There is a speed decline in real GDP growth in India in the year 1991-92 to 1.4% from 5.3% in the year 1990-91. The reason could be due to the Balance of Payments (BoPs) crisis and double-digit inflation during 1990-91 on account of Gulf War. However, it jumped to 5.4% in 1992-93 and to 8.0% in 1996-97 because of the increase in private corporate sector investment on account of government’s liberal policies. Thereafter sharply declined to 4.3% in 1997-98 largely due to the volatility in agricultural growth. Again, increased to 8.0% in 1999-2000 due to inflation adjusted for 1999-2000 base year and speedily decline to 4.1% in 2000-01 & 3.9% in 2002-03 due to recession. Thereafter moving upward to reach the highest growth of 9.6% in 2006-07 due to high capital inflows attributed to the massive Quantitative Easing (QE) undertaken by the US to combat economic slowdown of global level. Further declined to 6.7% in 2008-09 due to recession and again move upward to reach at 9.3% in 2010-11 due to the decline in India’s simple tariff rates to 12.0%. Again, declined to 5.5% in 2012-13 due to industrial slow down and afterword continuously increase to 8.2% till 2016-17 because India changed its data sources and methodology for estimating real Gross Domestic Product (GDP) for the period since 2011-12. This change has led to a significant overestimation of growth. Thereafter declines and reach at 6.8% in 2018-19. Recently IMF predicts less than 5% growth rate for FY2019-20. However, the average decadal real GDP growth is continuously showing an increasing trend since 1989-90, i.e. from 1989-90 to 1998-99 it is 5.7%, from 1999-2000 to 2008-09 it is 7.2% and from 2009-10 to 2018-19 it is 7.4%. The long-term growth perspective of the Indian economy remains positive due to its young population and corresponding low dependency ratio, healthy savings and investment rates, and is increasing integration into the global economy. The economy slowed in 2017-18 due to shocks of “demonetization” in 2016-17 and introduction of Goods and Services Tax (GST) in 2017-18. Nearly 60% of India’s GDP is driven by domestic private consumption and continues to remain the world’s sixth-largest consumer market. Apart from private consumption, India’s GDP is also fueled by government spending, investment and exports.

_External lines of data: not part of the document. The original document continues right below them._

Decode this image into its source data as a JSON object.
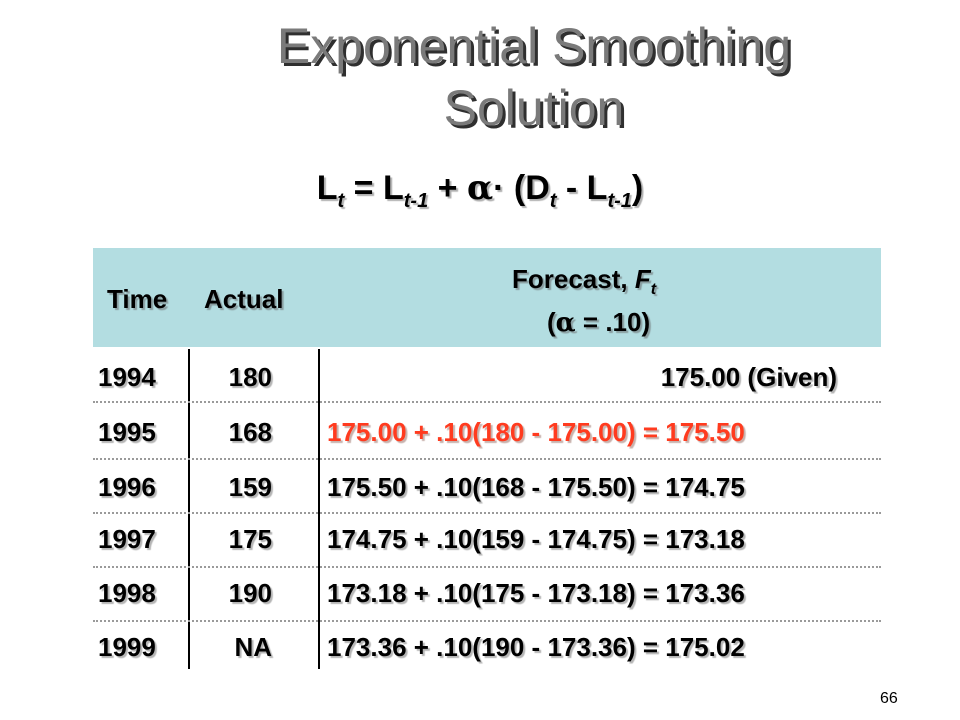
{
  "title": {
    "line1": "Exponential Smoothing",
    "line2": "Solution"
  },
  "formula": {
    "lhs_base": "L",
    "lhs_sub": "t",
    "eq": " = ",
    "term1_base": "L",
    "term1_sub": "t-1",
    "plus": " + ",
    "alpha": "α",
    "dot": "·",
    "open": " (D",
    "d_sub": "t",
    "minus": " - L",
    "l_sub": "t-1",
    "close": ")"
  },
  "table": {
    "headers": {
      "time": "Time",
      "actual": "Actual",
      "forecast_label": "Forecast, ",
      "forecast_symbol": "F",
      "forecast_sub": "t",
      "alpha_open": "(",
      "alpha_symbol": "α",
      "alpha_value": " = .10)"
    },
    "rows": [
      {
        "year": "1994",
        "actual": "180",
        "forecast": "175.00 (Given)"
      },
      {
        "year": "1995",
        "actual": "168",
        "forecast": "175.00 + .10(180 - 175.00) = 175.50"
      },
      {
        "year": "1996",
        "actual": "159",
        "forecast": "175.50 + .10(168 - 175.50) = 174.75"
      },
      {
        "year": "1997",
        "actual": "175",
        "forecast": "174.75 + .10(159 - 174.75) = 173.18"
      },
      {
        "year": "1998",
        "actual": "190",
        "forecast": "173.18 + .10(175 - 173.18) = 173.36"
      },
      {
        "year": "1999",
        "actual": "NA",
        "forecast": "173.36 + .10(190 - 173.36) = 175.02"
      }
    ],
    "highlight_color": "#ff3b1f",
    "header_color": "#b3dde1"
  },
  "slide_number": "66"
}
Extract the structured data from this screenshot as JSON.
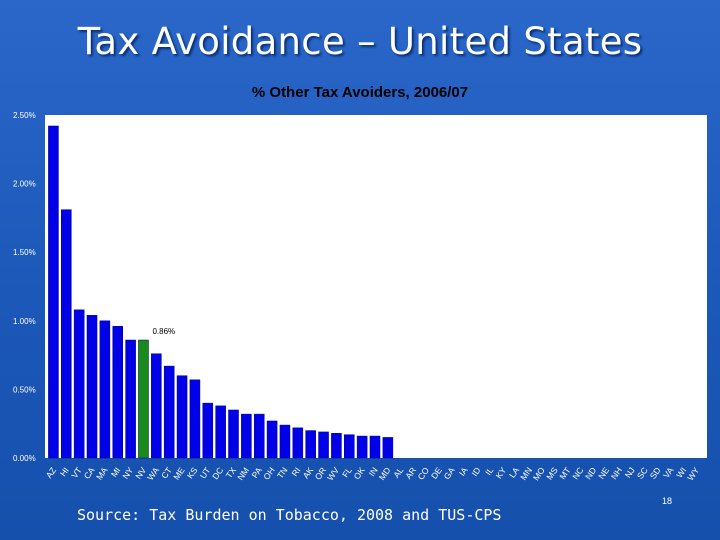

To conclude we can say that Indian economy performed well after 1991-92 but currently Indian economy going through another turbulent phase. It is hard to believe the fact that, we have definitely grown since 1991-92 but the main concerns are our fiscal deficit and current account deficit. However, people often mentioned that our Current Account Deficit as percentage to GDP in 2018-19 is 2% as compared to 3% in 1990-91 and Fiscal Deficit as percentage to GDP is 3.3% in 2018-19 as compared to 7.6% in 1990-91. From the above discussion and analysis it is clear that Indian economy choose the right path. But it should walk on the path properly. Regulatory agencies should not use their wisdom teeth always; they should also use their biting teeth.